Gunaksa, 15 Agustus 2025 – Tim PPK ORMAWA HMM Universitas Udayana kembali melanjutkan komitmennya dalam pemberdayaan masyarakat melalui kegiatan edukasi dan pelatihan Asman TOGA di Desa Gunaksa. Acara ini berhasil menarik perhatian 160 peserta, yang terdiri dari 100 remaja dan 60 anak-anak, serta turut dihadiri oleh Perbekel Desa Gunaksa sebagai bentuk dukungan pemerintah desa terhadap inisiatif mahasiswa.
Kegiatan ini dirancang untuk memberikan pengetahuan praktis sekaligus motivasi kepada generasi muda tentang pentingnya pemanfaatan tanaman obat keluarga (TOGA). Dalam sesi utama, peserta diperkenalkan pada berbagai jenis tanaman obat seperti jahe, kunyit, kencur, temulawak, hingga serai. Pemateri menjelaskan manfaat tiap tanaman, baik untuk kesehatan sehari-hari maupun potensi pengembangan produk herbal.
Tak hanya itu, pembelajaran hidroponik berbasis Internet of Things (IoT) juga menjadi sorotan. Remaja diajak mengenal bagaimana teknologi sederhana dapat diterapkan untuk memantau pertumbuhan tanaman secara otomatis. Peserta dapat melihat simulasi perangkat yang terkoneksi dengan ponsel, sehingga mereka semakin tertarik mengaitkan dunia digital dengan dunia pertanian.
Di akhir sesi, seluruh peserta mengikuti pelatihan praktik langsung. Mereka belajar membuat mini asman (apotek hidup sederhana) yang bisa diterapkan di pekarangan rumah. Dengan pendampingan dari tim mahasiswa, anak-anak terlihat antusias menanam bibit, sementara para remaja sibuk berdiskusi tentang cara mengembangkan model hidroponik yang diperkenalkan.
Suasana semakin hidup dengan adanya tanya jawab. Banyak anak-anak yang penasaran dengan manfaat tanaman tertentu, sementara para remaja lebih fokus pada aspek teknis budidaya dan peluang usaha. Antusiasme ini menunjukkan bahwa program tidak hanya menjadi ajang belajar, tetapi juga memicu semangat eksplorasi dan kreativitas masyarakat sasaran.

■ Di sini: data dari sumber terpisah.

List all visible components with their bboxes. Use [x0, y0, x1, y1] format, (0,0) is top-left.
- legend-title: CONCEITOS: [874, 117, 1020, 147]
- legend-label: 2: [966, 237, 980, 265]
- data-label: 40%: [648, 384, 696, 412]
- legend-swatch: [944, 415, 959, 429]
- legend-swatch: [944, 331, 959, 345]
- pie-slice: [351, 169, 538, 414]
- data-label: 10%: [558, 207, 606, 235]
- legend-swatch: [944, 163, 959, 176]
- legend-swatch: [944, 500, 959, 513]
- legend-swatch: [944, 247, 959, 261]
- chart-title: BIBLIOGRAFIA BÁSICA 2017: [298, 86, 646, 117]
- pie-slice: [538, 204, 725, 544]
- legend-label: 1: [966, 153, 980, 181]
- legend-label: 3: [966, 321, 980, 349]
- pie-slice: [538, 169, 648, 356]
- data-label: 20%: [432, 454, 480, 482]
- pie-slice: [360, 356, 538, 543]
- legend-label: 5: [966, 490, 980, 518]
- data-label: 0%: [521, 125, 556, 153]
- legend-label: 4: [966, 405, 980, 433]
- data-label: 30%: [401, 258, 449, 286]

TOGA dan Generasi Muda: Dari Tradisi Menuju Inovasi
Selama ini, tanaman obat keluarga lebih banyak dikenal sebagai bagian dari pengetahuan orang tua atau nenek moyang. Padahal, generasi muda justru memiliki peran besar untuk melestarikan sekaligus mengembangkan tradisi ini. Program pelatihan di Gunaksa menjadi bukti bahwa TOGA bukan hanya tentang menjaga kesehatan, tetapi juga peluang untuk mengintegrasikan kearifan lokal dengan teknologi modern.
Inovasi hidroponik berbasis IoT yang dikenalkan kepada remaja merupakan langkah strategis. Pertanian tidak lagi dipandang kuno, melainkan dapat dipadukan dengan dunia digital yang akrab dengan keseharian mereka. Tantangannya kini adalah keberlanjutan: bagaimana agar semangat yang muncul dari pelatihan ini tidak berhenti hanya pada kegiatan sehari, melainkan terus berkembang menjadi gerakan kolektif.
Sekolah, komunitas, dan keluarga memiliki tanggung jawab besar. Jika edukasi TOGA dapat dipelihara dalam kegiatan rutin, maka generasi muda tidak hanya sehat secara fisik, tetapi juga terlatih berpikir kreatif, inovatif, dan berorientasi pada solusi lingkungan. Dengan begitu, TOGA benar-benar bisa bertransformasi dari tradisi menjadi inovasi.